●この記事のポイント
2025年の訪日外国人消費額は過去最高の9.5兆円を記録する一方、人手不足、老朽改修の遅れ、外資系ホテルの高価格帯偏重による需給ミスマッチが要因で、客室不足が課題となっている。政府の「地方誘客」も、地方旅館の「人手不足による意図的な稼働抑制」により停滞。2030年の訪日客6000万人目標に向け、需要戦略以上に「供給側の構造改革」が不可欠の状況だ。
2025年、訪日外国人の旅行消費額は過去最高の約9.5兆円を記録した。数字の上では、政府が掲げる「観光立国」の歩みは極めて順調に見える。しかし、その華々しい恩恵は均等に届いていない。
東京都内のホテル客室供給力は2025年初頭から伸び悩み、人手不足と老朽改修の遅れが重なって頭打ちの状態にある——日本総合研究所の最新の試算が示すのは、表面的なブームの裏側に潜む「供給の天井」だ。一方、政府が旗を振る「地方誘客」は、地方の旅館・ホテルが抱える慢性的な構造問題の前に失速の兆しを見せている。訪日客2030年6,000万人、消費額15兆円という野心的な目標に向けて、日本の観光産業はいま、需要喚起ではなく「供給側の再設計」という極めて困難な課題に直面している。
●目次
ホテルの新設ラッシュが続く東京都内で、不可解な現象が起きている。物理的な建物は増えているはずなのに、実質的な客室供給力が頭打ちになっているのだ。
日本総合研究所が、観光庁の宿泊統計を基に「月別宿泊者数÷稼働率」で算出した「潜在客室供給能力」を見ると、2025年初頭を境に伸び悩みの傾向が鮮明となっている。この背景には、供給の「質的変化」と「運営能力の欠如」という二重のブレーキがある。
東急リバブルの調査によれば、2024年に都内で新規開業したホテルの6割強が外資系ブランドだった。これらは高単価なラグジュアリー層に特化しており、一室あたりの面積が広く、結果として都市全体の「収容人数(キャパシティ)」の拡大には寄与しにくい。
さらに深刻なのが運営側の限界だ。
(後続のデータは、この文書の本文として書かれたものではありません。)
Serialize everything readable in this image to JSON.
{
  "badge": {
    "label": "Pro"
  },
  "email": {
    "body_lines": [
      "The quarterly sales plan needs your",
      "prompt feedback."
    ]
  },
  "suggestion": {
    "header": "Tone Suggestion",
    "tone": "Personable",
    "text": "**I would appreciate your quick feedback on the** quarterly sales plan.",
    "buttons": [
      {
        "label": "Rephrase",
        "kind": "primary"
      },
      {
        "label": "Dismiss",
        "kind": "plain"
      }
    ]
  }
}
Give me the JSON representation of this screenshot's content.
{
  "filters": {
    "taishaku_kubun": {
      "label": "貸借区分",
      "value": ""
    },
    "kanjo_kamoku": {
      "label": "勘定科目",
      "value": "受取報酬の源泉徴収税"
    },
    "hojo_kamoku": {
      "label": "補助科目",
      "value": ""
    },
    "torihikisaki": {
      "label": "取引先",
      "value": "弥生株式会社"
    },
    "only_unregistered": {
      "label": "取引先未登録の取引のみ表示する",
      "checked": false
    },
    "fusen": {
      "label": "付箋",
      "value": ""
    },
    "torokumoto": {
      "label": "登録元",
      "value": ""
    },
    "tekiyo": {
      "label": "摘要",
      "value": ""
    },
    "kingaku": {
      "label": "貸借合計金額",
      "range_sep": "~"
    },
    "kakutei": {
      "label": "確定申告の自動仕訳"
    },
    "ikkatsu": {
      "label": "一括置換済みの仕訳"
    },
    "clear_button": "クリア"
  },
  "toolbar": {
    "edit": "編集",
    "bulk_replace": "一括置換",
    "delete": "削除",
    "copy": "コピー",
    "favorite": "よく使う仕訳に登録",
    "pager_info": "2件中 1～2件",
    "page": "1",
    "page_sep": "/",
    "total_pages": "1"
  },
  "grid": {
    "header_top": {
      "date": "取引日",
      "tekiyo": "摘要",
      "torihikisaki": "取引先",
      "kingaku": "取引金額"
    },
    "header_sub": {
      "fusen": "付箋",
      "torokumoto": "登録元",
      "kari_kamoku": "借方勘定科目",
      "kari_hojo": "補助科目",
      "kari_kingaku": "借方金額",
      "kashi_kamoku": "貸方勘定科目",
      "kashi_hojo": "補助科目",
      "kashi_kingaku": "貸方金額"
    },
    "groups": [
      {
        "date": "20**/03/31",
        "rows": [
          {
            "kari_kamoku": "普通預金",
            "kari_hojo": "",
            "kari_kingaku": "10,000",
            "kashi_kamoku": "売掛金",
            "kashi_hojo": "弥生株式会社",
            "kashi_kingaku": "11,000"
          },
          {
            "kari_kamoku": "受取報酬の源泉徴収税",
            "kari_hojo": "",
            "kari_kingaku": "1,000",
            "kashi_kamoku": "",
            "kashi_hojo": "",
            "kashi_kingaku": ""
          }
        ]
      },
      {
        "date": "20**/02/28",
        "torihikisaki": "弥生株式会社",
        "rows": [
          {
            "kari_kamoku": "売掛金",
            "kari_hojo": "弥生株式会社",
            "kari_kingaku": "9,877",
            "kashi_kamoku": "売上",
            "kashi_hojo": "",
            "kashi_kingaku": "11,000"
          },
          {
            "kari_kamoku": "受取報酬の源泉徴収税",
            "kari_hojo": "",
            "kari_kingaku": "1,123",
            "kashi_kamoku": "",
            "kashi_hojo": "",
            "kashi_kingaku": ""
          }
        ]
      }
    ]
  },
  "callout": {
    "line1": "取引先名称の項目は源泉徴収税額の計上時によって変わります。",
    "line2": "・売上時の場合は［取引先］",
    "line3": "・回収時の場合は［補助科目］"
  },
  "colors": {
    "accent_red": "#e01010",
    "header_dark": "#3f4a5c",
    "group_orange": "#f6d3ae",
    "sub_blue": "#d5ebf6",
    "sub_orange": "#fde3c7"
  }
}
帝国データバンクが2025年1月に行った調査では、ホテル・旅館の正社員不足率は72.6%と全産業中で最高水準を記録した。「箱(建物)はあっても、サービスを提供する人がいないために一部のフロアを閉鎖せざるを得ない」という事態が常態化している。
「現在の東京のホテル市場は、建設コストの高騰と職人不足により、既存施設の改修計画が1〜2年単位で後ろ倒しになっています。新設がラグジュアリー層に偏る一方で、中価格帯のビジネスホテル供給が物理的・人員的に制約を受ける『供給のミスマッチ』が起きています。これは単なる需給の不均衡ではなく、都市としての受入キャパシティが物理的な上限(ハード・リミット)に達しつつあることを示唆しています」(観光政策アナリスト・湯浅郁夫氏)
東京の過密を解消し、その溢れた需要を地方へ流そうとする「地方誘客」の試みも、地方側の受け入れ基盤の脆弱さによって足止めを食らっている。
観光庁は、2026年度(令和8年度)予算においてオーバーツーリズム対策費を前年度比2.5倍に増額し、地方での滞在促進を強力に推進している。しかし、現場の熱量は必ずしも一致していない。観光経済新聞の調査によると、地方の宿泊事業者が挙げる最大の課題は、東京以上に深刻な「人材不足」だ。